Some memories are soon lost and some linger. One of my favorite lingering ones is listening to a father-son guitar and vocal duet titled “The Land of Beginning Again.” Poor decisions had divided these two singers but they had decided to let their past be past and start over again. Their song, though an old one, was new to me and its heart warming message of harmony being restored in their family has been unforgettable.
Some quotes have endured through generations even though the names of those who originated them have been forgotten. Here’s an old one that deserves repeating: “The Christian life is made up of many beginnings.”
Does this mean there is no crucial moment when faith is born? Not at all!
When a respected religious leader came to our Lord to ask how to receive eternal life, he was told he needed to be born again; to experience a spiritual birth (John 3).

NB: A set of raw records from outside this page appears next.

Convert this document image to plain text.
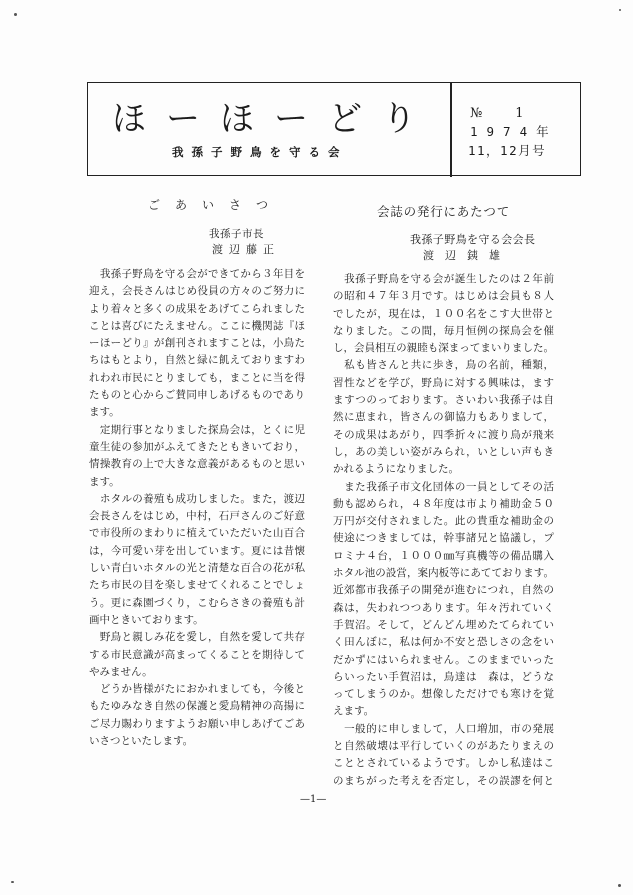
ほーほーどり
我孫子野鳥を守る会
№　1
1974年
11，12月号
ごあいさつ
我孫子市長
渡辺藤正
　我孫子野鳥を守る会ができてから３年目を
迎え，会長さんはじめ役員の方々のご努力に
より着々と多くの成果をあげてこられました
ことは喜びにたえません。ここに機関誌『ほ
ーほーどり』が創刊されますことは，小鳥た
ちはもとより，自然と緑に飢えておりますわ
れわれ市民にとりましても，まことに当を得
たものと心からご賛同申しあげるものであり
ます。
　定期行事となりました探鳥会は，とくに児
童生徒の参加がふえてきたともきいており，
情操教育の上で大きな意義があるものと思い
ます。
　ホタルの養殖も成功しました。また，渡辺
会長さんをはじめ，中村，石戸さんのご好意
で市役所のまわりに植えていただいた山百合
は，今可愛い芽を出しています。夏には昔懐
しい青白いホタルの光と清楚な百合の花が私
たち市民の目を楽しませてくれることでしょ
う。更に森園づくり，こむらさきの養殖も計
画中ときいております。
　野鳥と親しみ花を愛し，自然を愛して共存
する市民意識が高まってくることを期待して
やみません。
　どうか皆様がたにおかれましても，今後と
もたゆみなき自然の保護と愛鳥精神の高揚に
ご尽力賜わりますようお願い申しあげてごあ
いさつといたします。
会誌の発行にあたつて
我孫子野鳥を守る会会長
渡辺銕雄
　我孫子野鳥を守る会が誕生したのは２年前
の昭和４７年３月です。はじめは会員も８人
でしたが，現在は，１００名をこす大世帯と
なりました。この間，毎月恒例の探鳥会を催
し，会員相互の親睦も深まってまいりました。
　私も皆さんと共に歩き，鳥の名前，種類，
習性などを学び，野鳥に対する興味は，ます
ますつのっております。さいわい我孫子は自
然に恵まれ，皆さんの御協力もありまして，
その成果はあがり，四季折々に渡り鳥が飛来
し，あの美しい姿がみられ，いとしい声もき
かれるようになりました。
　また我孫子市文化団体の一員としてその活
動も認められ，４８年度は市より補助金５０
万円が交付されました。此の貴重な補助金の
使途につきましては，幹事諸兄と協議し，プ
ロミナ４台，１０００㎜写真機等の備品購入
ホタル池の設営，案内板等にあてております。
近郊都市我孫子の開発が進むにつれ，自然の
森は，失われつつあります。年々汚れていく
手賀沼。そして，どんどん埋めたてられてい
く田んぼに，私は何か不安と恐しさの念をい
だかずにはいられません。このままでいった
らいったい手賀沼は，鳥達は　森は，どうな
ってしまうのか。想像しただけでも寒けを覚
えます。
　一般的に申しまして，人口増加，市の発展
と自然破壊は平行していくのがあたりまえの
こととされているようです。しかし私達はこ
のまちがった考えを否定し，その誤謬を何と
—1—
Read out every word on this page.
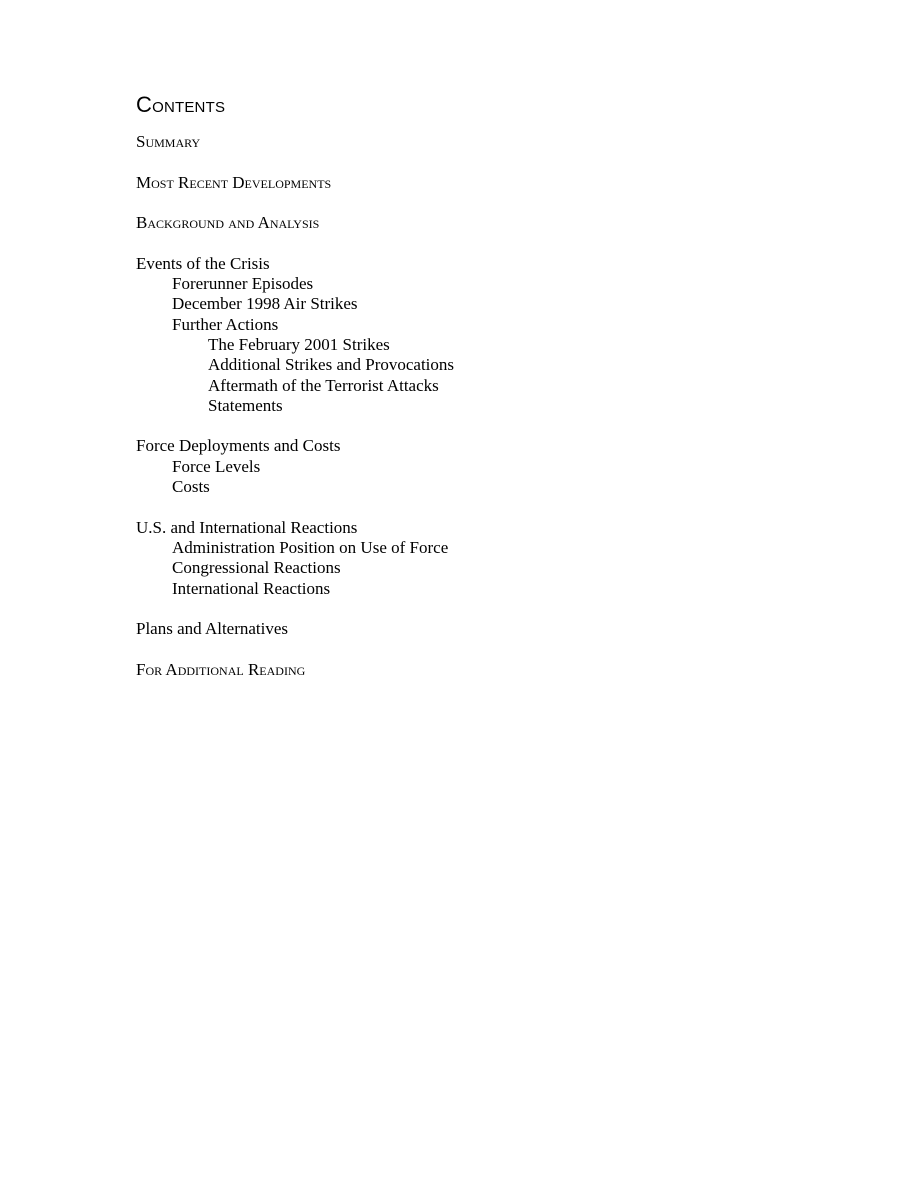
Contents
Summary
Most Recent Developments
Background and Analysis
Events of the Crisis
Forerunner Episodes
December 1998 Air Strikes
Further Actions
The February 2001 Strikes
Additional Strikes and Provocations
Aftermath of the Terrorist Attacks
Statements
Force Deployments and Costs
Force Levels
Costs
U.S. and International Reactions
Administration Position on Use of Force
Congressional Reactions
International Reactions
Plans and Alternatives
For Additional Reading
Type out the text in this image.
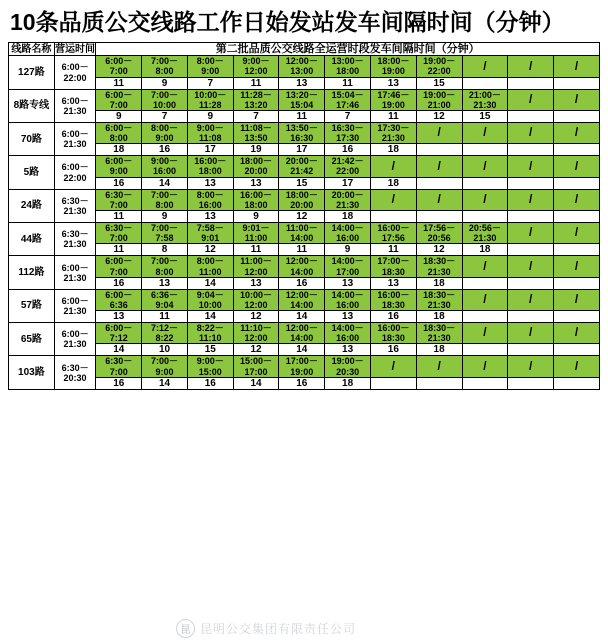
10条品质公交线路工作日始发站发车间隔时间（分钟）
线路名称	营运时间	第二批品质公交线路全运营时段发车间隔时间（分钟）										
127路	6:00－22:00	6:00－7:00	7:00－8:00	8:00－9:00	9:00－12:00	12:00－13:00	13:00－18:00	18:00－19:00	19:00－22:00	/	/	/
		11	9	7	11	13	11	13	15			
8路专线	6:00－21:30	6:00－7:00	7:00－10:00	10:00－11:28	11:28－13:20	13:20－15:04	15:04－17:46	17:46－19:00	19:00－21:00	21:00－21:30	/	/
		9	7	9	7	11	7	11	12	15		
70路	6:00－21:30	6:00－8:00	8:00－9:00	9:00－11:08	11:08－13:50	13:50－16:30	16:30－17:30	17:30－21:30	/	/	/	/
		18	16	17	19	17	16	18				
5路	6:00－22:00	6:00－9:00	9:00－16:00	16:00－18:00	18:00－20:00	20:00－21:42	21:42－22:00	/	/	/	/	/
		16	14	13	13	15	17	18				
24路	6:30－21:30	6:30－7:00	7:00－8:00	8:00－16:00	16:00－18:00	18:00－20:00	20:00－21:30	/	/	/	/	/
		11	9	13	9	12	18					
44路	6:30－21:30	6:30－7:00	7:00－7:58	7:58－9:01	9:01－11:00	11:00－14:00	14:00－16:00	16:00－17:56	17:56－20:56	20:56－21:30	/	/
		11	8	12	11	11	9	11	12	18		
112路	6:00－21:30	6:00－7:00	7:00－8:00	8:00－11:00	11:00－12:00	12:00－14:00	14:00－17:00	17:00－18:30	18:30－21:30	/	/	/
		16	13	14	13	16	13	13	18			
57路	6:00－21:30	6:00－6:36	6:36－9:04	9:04－10:00	10:00－12:00	12:00－14:00	14:00－16:00	16:00－18:30	18:30－21:30	/	/	/
		13	11	14	12	14	13	16	18			
65路	6:00－21:30	6:00－7:12	7:12－8:22	8:22－11:10	11:10－12:00	12:00－14:00	14:00－16:00	16:00－18:30	18:30－21:30	/	/	/
		14	10	15	12	14	13	16	18			
103路	6:30－20:30	6:30－7:00	7:00－9:00	9:00－15:00	15:00－17:00	17:00－19:00	19:00－20:30	/	/	/	/	/
		16	14	16	14	16	18					
昆 昆明公交集团有限责任公司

We celebrate birthdays because they remind us of a crucial moment in time when one was born. And the birth of faith deserves recognition.
What then did the one who spoke of “many beginnings” mean?
This unnamed one referred to the many times we make sincere commitments and promises to the Lord on which, for any number of reasons, we don’t carry through.
What shall we do about past promises on which we’ve not delivered? Shall we forget about them? Discard them? Spend our lives feeling depressed over not keeping our commitments? Consider ourselves failures and determine never to make another promise to God? Lose heart over the future because of poor past performances?
Why not, instead, make a new beginning?
When I checked my voicemail late one night there was a request for a return call from a man I hadn’t seen or heard from in many years. Soon we were talking about his past struggles and present needs, one of which was his need to make a new beginning.
Is it possible?
What about all those broken past promises?
How can we be sure of full forgiveness?
In my book “Lord, I’m Afraid,” providing poetic help and Biblical promise to overcome fears, I offered the verse below for those who fear they can’t be forgiven:
Lord, I’m afraid
You’re tired of me.
I’m back again
Confessing the same sin.
I meant well, but fell.
Can you forgive me again?
“If we confess our sins, He is faithful and just to forgive us our sins, and to cleanse us from all unrighteousness” (I John 1:9).
No matter their past failures, forgiven ones can start over — again.